Sono state predisposte poi una serie di analisi economiche di interventi "tipo" idonei a risolvere i problemi idraulici dei tronchi fluviali presi in esame. Per tale scopo detti corsi d’acqua sono stati suddivisi in 24 categorie di corsi d’acqua che individuano altrettante categorie di interventi tipo i quali sono il frutto delle analisi idrauliche ed idrologiche descritte.

Per ogni categoria di interventi tipo sono state eseguite delle analisi dei prezzi basate sulle opere necessarie a risolvere i problemi idraulici che vi si manifestano (scavo, decespugliazione, smacchiatura, opere di consolidamento e regimazione idraulica, netta, ecc…) e che sono legati alle risultanze dell’analisi idrologica generale effettuata nel Piano ed anche alla conoscenza del territorio acquisita dal Consorzio nello svolgimento delle proprie funzioni istituzionali.

Ognuna delle tratte esaminate è stata valutata nelle sue condizioni attuali di rischio idraulico: ogni asta per la quale è risultato necessario intervenire per eliminare il rischio è stata associata ad una tipologia di intervento idoneo. In tal modo si sono ottenuti gli importi necessari al conseguimento dell’obbiettivo prefissato dal Piano di Manutenzione Straordinaria che era quello di formulare una stima di massima dell’ammontare economico necessario alla realizzazione degli interventi necessari alla riduzione del rischio idraulico del distretto comprensoriale di competenza del Consorzio.

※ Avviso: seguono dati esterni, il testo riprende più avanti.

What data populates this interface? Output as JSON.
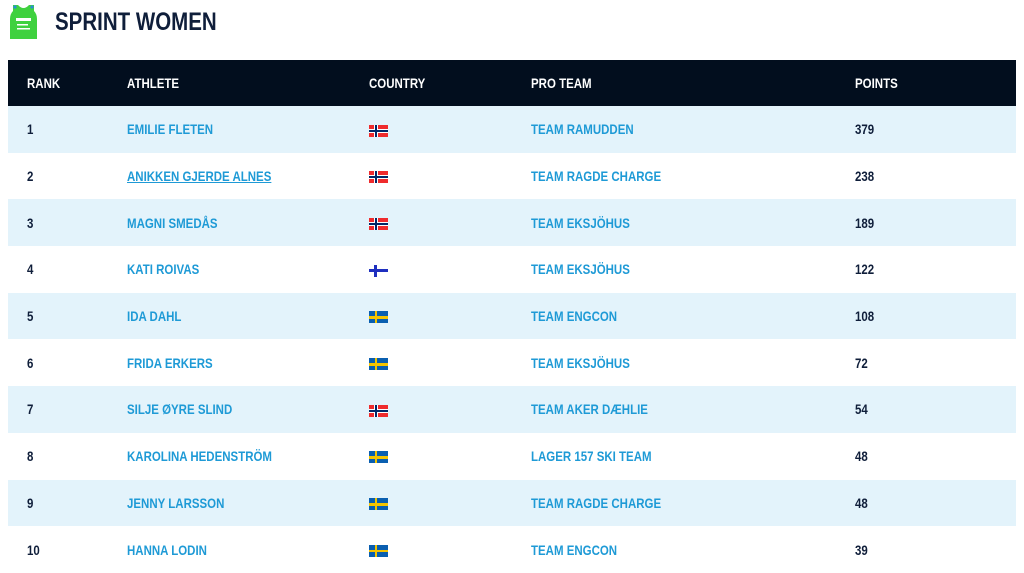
{
  "page": {
    "title": "SPRINT WOMEN",
    "logo_icon": "green-sprint-bib-icon",
    "logo_text": "SPRINT"
  },
  "colors": {
    "header_bg": "#020e1e",
    "link": "#1e9ad6",
    "stripe": "#e3f3fb",
    "logo_green": "#3fd13f"
  },
  "table": {
    "headers": {
      "rank": "RANK",
      "athlete": "ATHLETE",
      "country": "COUNTRY",
      "team": "PRO TEAM",
      "points": "POINTS"
    },
    "rows": [
      {
        "rank": "1",
        "athlete": "EMILIE FLETEN",
        "country": "NOR",
        "team": "TEAM RAMUDDEN",
        "points": "379"
      },
      {
        "rank": "2",
        "athlete": "ANIKKEN GJERDE ALNES",
        "country": "NOR",
        "team": "TEAM RAGDE CHARGE",
        "points": "238",
        "hovered": true
      },
      {
        "rank": "3",
        "athlete": "MAGNI SMEDÅS",
        "country": "NOR",
        "team": "TEAM EKSJÖHUS",
        "points": "189"
      },
      {
        "rank": "4",
        "athlete": "KATI ROIVAS",
        "country": "FIN",
        "team": "TEAM EKSJÖHUS",
        "points": "122"
      },
      {
        "rank": "5",
        "athlete": "IDA DAHL",
        "country": "SWE",
        "team": "TEAM ENGCON",
        "points": "108"
      },
      {
        "rank": "6",
        "athlete": "FRIDA ERKERS",
        "country": "SWE",
        "team": "TEAM EKSJÖHUS",
        "points": "72"
      },
      {
        "rank": "7",
        "athlete": "SILJE ØYRE SLIND",
        "country": "NOR",
        "team": "TEAM AKER DÆHLIE",
        "points": "54"
      },
      {
        "rank": "8",
        "athlete": "KAROLINA HEDENSTRÖM",
        "country": "SWE",
        "team": "LAGER 157 SKI TEAM",
        "points": "48"
      },
      {
        "rank": "9",
        "athlete": "JENNY LARSSON",
        "country": "SWE",
        "team": "TEAM RAGDE CHARGE",
        "points": "48"
      },
      {
        "rank": "10",
        "athlete": "HANNA LODIN",
        "country": "SWE",
        "team": "TEAM ENGCON",
        "points": "39"
      }
    ]
  }
}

Complessivamente gli interventi straordinari longitudinali (scavo, riespurgo, taglio selettivo di vegetazione ecc.) valutati a metro lineare ammontano ad € 53.363.655,64 mentre quelli puntuali ammontano ad € 9.313.753,29 per complessivi € 62.709.910,14 da eseguirsi per Lotti o Stralci funzionali secondo le priorità del presente Piano e del censimento delle Opere Pubbliche di Bonifica ed Idrauliche che verranno rilevate ed inventariate a seguito dell’approvazione del Piano medesimo. Gli interventi di manutenzione ordinaria da effettuare una volta conclusa quella straordinaria ammonta invece complessivi € 8.268.132,71.

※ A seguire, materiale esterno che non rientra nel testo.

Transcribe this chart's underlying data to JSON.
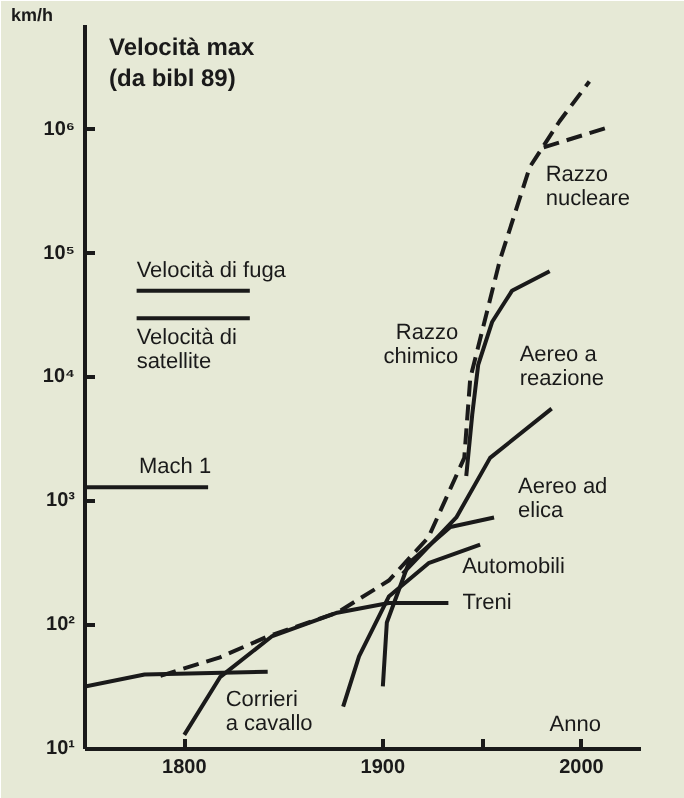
{
  "chart_data": {
    "type": "line",
    "title": "Velocità max\n(da bibl 89)",
    "ylabel": "km/h",
    "xlabel": "Anno",
    "log": "y",
    "grid": false,
    "legend": false,
    "xlim": [
      1750,
      2030
    ],
    "xticks": [
      1800,
      1900,
      {
        "value": 1950,
        "label": null
      },
      2000
    ],
    "ylim": [
      10,
      7000000
    ],
    "yticks": [
      {
        "value": 10,
        "label": "10¹"
      },
      {
        "value": 100,
        "label": "10²"
      },
      {
        "value": 1000,
        "label": "10³"
      },
      {
        "value": 10000,
        "label": "10⁴"
      },
      {
        "value": 100000,
        "label": "10⁵"
      },
      {
        "value": 1000000,
        "label": "10⁶"
      }
    ],
    "series": [
      {
        "name": "Velocità di fuga",
        "color": "#1a1a1a",
        "x": [
          1776,
          1833
        ],
        "values": [
          50000,
          50000
        ]
      },
      {
        "name": "Velocità di\nsatellite",
        "color": "#1a1a1a",
        "x": [
          1776,
          1833
        ],
        "values": [
          30000,
          30000
        ]
      },
      {
        "name": "Mach 1",
        "color": "#1a1a1a",
        "x": [
          1750,
          1812
        ],
        "values": [
          1300,
          1300
        ]
      },
      {
        "name": "Corrieri\na cavallo",
        "color": "#1a1a1a",
        "x": [
          1750,
          1780,
          1842
        ],
        "values": [
          32,
          40,
          42
        ]
      },
      {
        "name": "Treni",
        "color": "#1a1a1a",
        "x": [
          1800,
          1818,
          1844,
          1877,
          1903,
          1933
        ],
        "values": [
          13,
          38,
          81,
          126,
          151,
          151
        ]
      },
      {
        "color": "#1a1a1a",
        "line_style": "dashed",
        "x": [
          1788,
          1818,
          1842,
          1877,
          1903,
          1923,
          1941,
          1944,
          1959,
          1974,
          1989,
          2004
        ],
        "values": [
          39,
          55,
          81,
          126,
          229,
          513,
          2240,
          9800,
          89000,
          500000,
          1170000,
          2450000
        ]
      },
      {
        "name": "Razzo\nnucleare",
        "color": "#1a1a1a",
        "line_style": "dashed",
        "x": [
          1981,
          2014
        ],
        "values": [
          720000,
          1050000
        ]
      },
      {
        "name": "Automobili",
        "color": "#1a1a1a",
        "x": [
          1880,
          1888,
          1903,
          1923,
          1949
        ],
        "values": [
          22,
          56,
          170,
          316,
          447
        ]
      },
      {
        "name": "Aereo ad\nelica",
        "color": "#1a1a1a",
        "x": [
          1900,
          1902,
          1913,
          1934,
          1956
        ],
        "values": [
          32,
          105,
          316,
          620,
          740
        ]
      },
      {
        "name": "Aereo a\nreazione",
        "color": "#1a1a1a",
        "x": [
          1910,
          1937,
          1954,
          1985
        ],
        "values": [
          260,
          740,
          2240,
          5600
        ]
      },
      {
        "name": "Razzo\nchimico",
        "color": "#1a1a1a",
        "x": [
          1942,
          1945,
          1948,
          1955,
          1965,
          1984
        ],
        "values": [
          1600,
          5000,
          12600,
          28000,
          50000,
          72000
        ]
      }
    ]
  }
}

Naturalmente la stima degli interventi puntuali risulterà più precisa una volta redatto il “Censimento delle Opere Idrauliche e di Bonifica”.

L’unione dei due elaborati “Piano di Manutenzione Straordinaria” e “Censimento delle Opere Idrauliche e di Bonifica” è da considerarsi quindi il “Piano Generale di Bonifica” del Consorzio stesso.